Living in the Merkaz (center of Israel), the first month or two or the war saw me rushing my young children to shelters and explaining at an age-appropriate level the meaning of the sirens and explosions overhead. My eldest, who in September had started Kita Aleph (First Grade) spent the most time at home, as her classroom was more than 90 seconds away from the school’s bomb shelter; until ‘things were quiet’, different grades alternated between school ‘on zoom’ and ‘in person’.
One morning, post zoom-school, we ventured to the supermarket. In the supermarket’s bomb shelter (a siren rang out shortly after we arrived), we discussed what fruit and vegetables to buy. However, once it was safe to head back into the store, I noticed that many of the shelves were bare. Otef Aza (the Gaza perimeter communities), now known as the Tkuma region, is Israel’s breadbasket with approximately 75% of vegetables and 20% of fruit (consumed in Israel) grown there. Seeing empty shelves was yet another blow of realizing how the war was affecting us all.
At work we were motivated to direct our thirty years of experience in environmental protection and policy making to prioritize environmentally-sound practices in the reconstruction process. Read more about of commitment to Tkuma here.

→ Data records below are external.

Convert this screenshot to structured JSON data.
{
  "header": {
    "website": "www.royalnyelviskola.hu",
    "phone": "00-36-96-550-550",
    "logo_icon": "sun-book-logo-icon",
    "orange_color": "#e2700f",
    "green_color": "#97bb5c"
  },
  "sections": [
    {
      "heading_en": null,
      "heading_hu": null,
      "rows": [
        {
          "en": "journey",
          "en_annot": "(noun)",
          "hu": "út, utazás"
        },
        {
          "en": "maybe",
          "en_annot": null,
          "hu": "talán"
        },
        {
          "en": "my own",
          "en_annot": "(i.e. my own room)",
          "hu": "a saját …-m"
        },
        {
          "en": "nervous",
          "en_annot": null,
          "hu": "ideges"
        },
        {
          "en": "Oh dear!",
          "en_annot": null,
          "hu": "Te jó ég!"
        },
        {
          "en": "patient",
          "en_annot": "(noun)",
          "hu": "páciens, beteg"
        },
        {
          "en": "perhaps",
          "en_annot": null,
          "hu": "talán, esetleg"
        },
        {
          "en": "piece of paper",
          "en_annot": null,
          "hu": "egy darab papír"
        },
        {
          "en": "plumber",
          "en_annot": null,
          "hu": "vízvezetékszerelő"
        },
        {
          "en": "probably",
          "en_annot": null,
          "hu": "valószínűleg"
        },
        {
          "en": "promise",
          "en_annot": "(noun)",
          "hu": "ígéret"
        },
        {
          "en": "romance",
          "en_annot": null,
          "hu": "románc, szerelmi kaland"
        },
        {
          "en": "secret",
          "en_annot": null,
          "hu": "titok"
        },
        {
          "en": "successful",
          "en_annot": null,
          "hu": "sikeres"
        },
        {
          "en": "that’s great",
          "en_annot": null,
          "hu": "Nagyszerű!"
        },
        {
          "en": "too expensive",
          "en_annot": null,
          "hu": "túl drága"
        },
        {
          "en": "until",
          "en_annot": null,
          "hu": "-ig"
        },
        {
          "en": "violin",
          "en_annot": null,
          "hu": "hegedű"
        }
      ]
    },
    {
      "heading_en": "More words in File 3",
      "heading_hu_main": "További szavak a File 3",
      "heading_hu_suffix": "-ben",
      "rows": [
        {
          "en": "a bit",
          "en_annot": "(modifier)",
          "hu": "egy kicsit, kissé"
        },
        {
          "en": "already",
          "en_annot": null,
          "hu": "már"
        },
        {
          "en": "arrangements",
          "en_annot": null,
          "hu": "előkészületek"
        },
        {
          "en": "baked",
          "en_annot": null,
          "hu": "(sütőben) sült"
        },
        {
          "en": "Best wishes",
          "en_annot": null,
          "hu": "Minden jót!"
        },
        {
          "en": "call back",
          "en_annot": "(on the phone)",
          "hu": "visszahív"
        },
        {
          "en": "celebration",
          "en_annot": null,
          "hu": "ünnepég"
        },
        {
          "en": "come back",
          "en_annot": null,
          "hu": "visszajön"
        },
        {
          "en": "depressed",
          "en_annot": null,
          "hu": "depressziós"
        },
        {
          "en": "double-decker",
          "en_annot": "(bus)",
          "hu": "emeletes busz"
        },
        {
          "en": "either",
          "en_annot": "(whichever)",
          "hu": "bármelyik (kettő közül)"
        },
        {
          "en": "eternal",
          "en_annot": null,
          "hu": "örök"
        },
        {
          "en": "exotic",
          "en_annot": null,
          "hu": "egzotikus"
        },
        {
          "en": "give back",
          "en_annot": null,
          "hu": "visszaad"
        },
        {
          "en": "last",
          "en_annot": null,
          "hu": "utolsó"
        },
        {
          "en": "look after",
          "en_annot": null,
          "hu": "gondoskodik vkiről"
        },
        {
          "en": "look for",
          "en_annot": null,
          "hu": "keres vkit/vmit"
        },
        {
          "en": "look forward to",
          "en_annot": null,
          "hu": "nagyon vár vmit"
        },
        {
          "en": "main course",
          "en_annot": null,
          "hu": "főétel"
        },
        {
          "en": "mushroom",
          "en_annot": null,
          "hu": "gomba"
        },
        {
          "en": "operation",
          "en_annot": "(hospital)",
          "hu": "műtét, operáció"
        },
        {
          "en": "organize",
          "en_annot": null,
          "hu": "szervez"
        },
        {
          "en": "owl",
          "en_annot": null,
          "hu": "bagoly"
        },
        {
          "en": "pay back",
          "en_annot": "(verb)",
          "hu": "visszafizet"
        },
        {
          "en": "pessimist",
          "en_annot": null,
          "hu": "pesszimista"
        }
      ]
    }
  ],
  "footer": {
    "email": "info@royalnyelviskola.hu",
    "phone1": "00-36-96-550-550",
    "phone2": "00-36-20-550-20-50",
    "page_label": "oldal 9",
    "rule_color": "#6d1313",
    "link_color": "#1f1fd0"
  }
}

As the weeks and months dragged on, I joined hundreds of volunteers in the fields, orchards and greenhouses of Otef Aza. While picking delicious tangerines, I saw firsthand the desperate need for agricultural support. Many farmers had been killed or abducted or drafted into the army, and thousands of foreign workers had quickly returned home. Agricultural infrastructure had been destroyed, our world-renowned drip irrigation tubing viciously cut; without pruning and picking, what was left of our crops was rotting. Without volunteer support, Israel would be unable to remain self-sufficient and forced to import all the produce we usually grew ourselves, at a much higher price.
Just before Pesach I attended a climate change conference. Haim Jelin, former head of the Eshkol Regional Council and resident of Kibbutz Be’eri, spoke of how the wheat crop – in keeping with the agricultural ties to Pesach – had just been sown in Be’eri.
This was no mean feat. Ze’ev Hacker, the main grower of wheat in the Negev and also a Be’eri resident had been a victim of October 7. Be’eri survivors of October 7, had been evacuated and the land had no one to work it. In a beautiful example of unity and caring, volunteers from the Bedouin city, Rahat sowed the wheat.
As Jelin explained, sowing is a sign of hope and life; of looking forwards. One only sows a crop if there is determination to watch it grow and be harvested. It brought the words of Psalm 126 to life, “Those who sow in tears shall reap in joy.” As our national anthem reminds us, to be Israeli and/or Jewish, is to never lose hope.
May this Chag HaKatzir (The Harvest Festival) truly be a time for joy. May we not only enjoy the wheat harvest; may Israel have no fear for food scarcity from this or any future security or climate threat and may all the hostages be safely returned.